“It is clear that DraftKings and FanDuel are the leaders of a massive, multibillion-dollar scheme intended to evade the law and fleece sports fans across the country,” he said, according to the New York Times. “Today we have sent a clear message: not in New York, and not on my watch.”
Schneiderman missed the mark with his decision. There is nothing unlawful or wrong with the kind of difficult, engaging and skill-based games that can be found on DraftKings and FanDuel. Quite frankly, the only outrageous thing about DraftKings and FanDuel is the amount of mind-numbing commercials that plague ESPN 24/7 and commercials on football Sundays across every network.
While gambling has long been regulated in the state of New York, daily fantasy sites have been allowed to operate thanks to the Unlawful Internet Gambling Enforcement Act’s exception for online games of skill. Fantasy sports certainly fit into the category of online games of skill. People spend days, sometimes even months, reading every fantasy article possible to put together the team that will win them bragging rights amongst their best friends. DraftKings and FanDuel do the same thing, but instead of your friends, you can brag with strangers from all across the country and the bragging rights come in the form of dollar signs on a daily basis.
Immediately following Attorney General Schneiderman’s decision, DraftKings sent an email to New York resident participants which stated their displeasure with the decision. It included links that allowed users to “let [Schneiderman] know that New York has bigger challenges than fantasy football,” claiming that playing daily fantasy sport is “fun, entertaining and a game of skill.”
While there are certain things on DraftKings and FanDuel that we do not support, like Washington Redskins’ wide receiver Pierre Garcon’s suit against FanDuel for not compensating players for using their likenesses on their applications, we do not believe that one-day fantasy sites on the surface are wrong.
The biggest concern with the industry and the likely reason for the New York ban is the fear of future insider trading between the two industry leaders. The two were at the center of controversy in early October after a DraftKings employee, who had access to detailed statistical data, won $350,000 on FanDuel during the third week of the NFL season in mid-September.
The public and government had legitimate reason to be concerned at this point, but since the alleged insider trading, DraftKings and FanDuel have barred their employees from participating in any contests on their own or competing in daily fantasy sports platforms.
Outsider regulation is not needed. DraftKings and FanDuel have and will continue to self-regulate effectively in order to ensure the integrity of the game that they provide to a large sports audience. Just take a look at how quickly the two companies came to the decision to bar their employees from participating in contests of any form: the news of an employee’s big win broke nationally on Oct. 5, and the two companies banned their employees just two days later on Oct. 7.
There are much bigger things that the government needs to worry about. Republican Presidential Candidate Chris Christie addressed the topic during CNBC’s Republican debate on Oct. 28.

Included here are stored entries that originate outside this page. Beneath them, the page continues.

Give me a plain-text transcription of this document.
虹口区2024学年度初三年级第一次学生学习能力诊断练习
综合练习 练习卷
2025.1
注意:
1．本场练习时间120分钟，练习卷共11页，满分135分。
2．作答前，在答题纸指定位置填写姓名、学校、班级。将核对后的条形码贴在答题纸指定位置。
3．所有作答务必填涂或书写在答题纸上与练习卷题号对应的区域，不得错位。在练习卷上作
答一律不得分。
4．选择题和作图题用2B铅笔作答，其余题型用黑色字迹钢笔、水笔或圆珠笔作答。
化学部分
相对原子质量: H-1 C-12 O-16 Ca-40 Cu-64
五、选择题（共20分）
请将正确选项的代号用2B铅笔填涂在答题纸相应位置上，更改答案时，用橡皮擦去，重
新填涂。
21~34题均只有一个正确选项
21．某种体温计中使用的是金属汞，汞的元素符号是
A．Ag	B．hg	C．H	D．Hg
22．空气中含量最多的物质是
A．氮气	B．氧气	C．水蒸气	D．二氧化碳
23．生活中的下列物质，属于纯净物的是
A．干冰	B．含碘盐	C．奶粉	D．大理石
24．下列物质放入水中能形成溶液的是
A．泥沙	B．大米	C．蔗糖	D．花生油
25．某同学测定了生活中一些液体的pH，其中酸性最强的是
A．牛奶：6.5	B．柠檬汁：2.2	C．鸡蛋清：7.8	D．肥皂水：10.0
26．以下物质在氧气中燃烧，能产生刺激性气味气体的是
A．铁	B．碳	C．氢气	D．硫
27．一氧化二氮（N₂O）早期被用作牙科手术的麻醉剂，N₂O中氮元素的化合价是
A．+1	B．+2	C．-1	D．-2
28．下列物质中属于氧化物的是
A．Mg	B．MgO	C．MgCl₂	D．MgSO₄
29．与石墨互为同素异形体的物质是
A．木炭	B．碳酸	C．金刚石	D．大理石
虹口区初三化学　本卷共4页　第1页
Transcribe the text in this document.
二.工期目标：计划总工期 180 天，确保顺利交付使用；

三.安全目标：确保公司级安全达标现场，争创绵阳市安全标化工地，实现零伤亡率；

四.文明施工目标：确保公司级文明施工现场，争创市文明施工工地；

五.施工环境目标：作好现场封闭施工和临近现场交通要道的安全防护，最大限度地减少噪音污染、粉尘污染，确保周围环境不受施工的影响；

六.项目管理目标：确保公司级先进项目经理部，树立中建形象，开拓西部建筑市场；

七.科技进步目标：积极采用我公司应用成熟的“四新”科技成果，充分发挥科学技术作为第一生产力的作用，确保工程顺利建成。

“Wait a second, we have $19 trillion in debt,” the New Jersey governor said. “We have people out of work. We have ISIS and al Qaeda attacking us. And we’re talking about fantasy football? Can we stop?”
To put it simply, daily fantasy sports are a form of entertainment that include both skill and chance. If you ban them, what’s next?
Will you and your friends be prohibited by law to have a fantasy football league and to win each other’s money through entry fees?
The ruling hurts the casual DraftKings and FanDuel player. The twenty-six-year-old football fan who throws a couple of dollars a weekend into the app to see if a team of Tom Brady, Julius Thomas and the Broncos Defense can win them a couple hundred dollars is being punished due to the greed of employees within the company trying to cheat the system.
But at least for now, you have to travel north to Connecticut or west to New Jersey to compete in such contests. That needs to change.